Avila shows signs of rediscovering opposite-field pop

Avila shows signs of rediscovering opposite-field pop

DETROIT -- The Tigers had their share of firsts on Opening Day, including the first two home runs of the Major League season. One was a two-run homer from Alex Avila over the left-field fence.

It was the first opposite-field shot for Avila since Sept. 15, 2013. If he's going to become a productive left-handed hitter again, he cannot go that long without hitting for power to the opposite field.

He gets it, because he remembers.

"Last year, I don't think I had any home runs to left field," Avila said Monday, "where the majority of my power is to left field. I think half of my home runs have been to left-center, left field."

Six of Avlia's 19 home runs in his breakout 2011 season went to left or left-center field, according to baseball-reference.com. His hit chart from that year, according to STATS, showed more than twice as many line-drive hits off right-handers went to left field than to right, and nearly three times as many off lefties. When he pulled the ball, he tended to hit it on the ground for outs.

The same trend held in 2012, though the production declined. The shift began in 2013, though six of Avila's 11 home runs that year went the opposite way. Then most everything was pulled in 2014. And defenses responded.

According to the Bill James Handbook, Avila was the 23rd-most shifted batter in the big leagues last year -- on 219 plate appearances, or 68.4 percent of his season total. He batted just .177 on grounders and liners when facing the shift, compared with .325 with no shift. Only Cleveland's Carlos Santana saw a bigger gap in averages among the top-25 shifted players.

Against right-handed pitchers, Avila had just 18 hits to left field, compared with 34 to center and 35 to right. He had 12 hits to left field against lefties.

"I fell into some bad habits the last few years," Avila said, "and sometimes it can be tough to break out of those. It's a constant work in progress. I want to be able to handle those pitches out and pitches in, especially with the shift. The thing is normally when teams shift, they're going to pitch you to hit into that shift, so I've got to be able to capitalize on some mistakes."

That was the adjustment on Avila's part that didn't get as much attention as the hockey-style catching mask.

"He's been concentrating, since Day One of Spring Training, on hitting the ball the other way, staying inside the ball, making more contact," manager Brad Ausmus said.

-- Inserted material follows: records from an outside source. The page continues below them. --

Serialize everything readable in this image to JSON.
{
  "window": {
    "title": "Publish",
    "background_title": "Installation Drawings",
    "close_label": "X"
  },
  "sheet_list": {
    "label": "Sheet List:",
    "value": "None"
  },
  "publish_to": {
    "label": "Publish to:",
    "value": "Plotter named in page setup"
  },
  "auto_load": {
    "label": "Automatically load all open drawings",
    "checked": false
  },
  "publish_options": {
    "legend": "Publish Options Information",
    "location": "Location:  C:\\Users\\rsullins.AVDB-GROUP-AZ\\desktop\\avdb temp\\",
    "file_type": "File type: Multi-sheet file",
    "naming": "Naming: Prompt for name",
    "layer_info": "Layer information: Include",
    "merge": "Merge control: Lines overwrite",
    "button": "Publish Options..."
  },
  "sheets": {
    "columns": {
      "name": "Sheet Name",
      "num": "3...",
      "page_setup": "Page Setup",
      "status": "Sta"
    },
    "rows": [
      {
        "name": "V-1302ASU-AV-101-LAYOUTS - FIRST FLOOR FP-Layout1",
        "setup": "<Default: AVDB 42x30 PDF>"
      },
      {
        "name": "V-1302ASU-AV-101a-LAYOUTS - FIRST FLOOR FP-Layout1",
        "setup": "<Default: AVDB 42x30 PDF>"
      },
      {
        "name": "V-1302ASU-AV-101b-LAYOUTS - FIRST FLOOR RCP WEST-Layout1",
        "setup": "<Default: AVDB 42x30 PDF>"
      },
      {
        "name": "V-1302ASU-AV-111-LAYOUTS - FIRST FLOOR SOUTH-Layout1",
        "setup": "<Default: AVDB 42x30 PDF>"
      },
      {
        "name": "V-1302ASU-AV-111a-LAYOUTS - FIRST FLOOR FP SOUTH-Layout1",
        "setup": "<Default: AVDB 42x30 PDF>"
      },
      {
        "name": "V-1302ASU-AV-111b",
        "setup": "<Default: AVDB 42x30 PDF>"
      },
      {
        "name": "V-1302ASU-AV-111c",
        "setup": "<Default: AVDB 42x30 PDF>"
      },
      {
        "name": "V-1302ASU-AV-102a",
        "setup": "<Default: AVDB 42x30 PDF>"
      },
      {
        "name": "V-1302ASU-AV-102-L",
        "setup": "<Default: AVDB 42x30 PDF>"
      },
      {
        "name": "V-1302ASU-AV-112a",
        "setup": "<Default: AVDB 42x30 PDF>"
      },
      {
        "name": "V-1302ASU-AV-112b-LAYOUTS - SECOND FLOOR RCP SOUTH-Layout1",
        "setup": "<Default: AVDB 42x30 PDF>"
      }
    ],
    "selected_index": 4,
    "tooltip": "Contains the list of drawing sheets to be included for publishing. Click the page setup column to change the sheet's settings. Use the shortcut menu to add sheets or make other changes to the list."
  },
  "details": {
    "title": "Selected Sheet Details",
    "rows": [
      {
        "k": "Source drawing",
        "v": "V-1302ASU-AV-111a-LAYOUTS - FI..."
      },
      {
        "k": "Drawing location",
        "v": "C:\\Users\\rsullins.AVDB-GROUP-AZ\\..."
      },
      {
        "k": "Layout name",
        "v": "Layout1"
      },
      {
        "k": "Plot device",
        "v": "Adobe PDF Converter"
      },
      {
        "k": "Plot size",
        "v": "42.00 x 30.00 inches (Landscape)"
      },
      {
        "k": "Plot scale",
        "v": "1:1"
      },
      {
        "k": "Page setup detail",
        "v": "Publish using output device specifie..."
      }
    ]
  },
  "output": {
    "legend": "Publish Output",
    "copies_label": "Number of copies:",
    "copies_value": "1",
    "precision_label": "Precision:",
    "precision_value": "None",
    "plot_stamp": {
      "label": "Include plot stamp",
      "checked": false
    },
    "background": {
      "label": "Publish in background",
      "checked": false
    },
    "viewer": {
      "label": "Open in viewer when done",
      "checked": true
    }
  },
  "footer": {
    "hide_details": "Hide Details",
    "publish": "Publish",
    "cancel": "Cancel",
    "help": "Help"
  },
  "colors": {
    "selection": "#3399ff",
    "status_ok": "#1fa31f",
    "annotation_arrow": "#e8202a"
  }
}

Monday's home run capped a six-pitch battle with Phil Hughes, against whom Avila was just 1-for-15 with seven strikeouts. Hughes alternated fastballs and cutters, putting Avila in an 0-2 hole before Avila worked the count even, fouled off a fastball in, then got a cutter on the outer half. One at-bat later, Avila sent a fastball into left field for a single.

Avila also doubled off the left-field fence in the corner at Joker Marchant Stadium last week.

"From everything I've been told, when he had those good offensive years with the Tigers, that's where he drove the ball in the air," Ausmus said. "That's what he did [Monday]. Hopefully we move in that direction."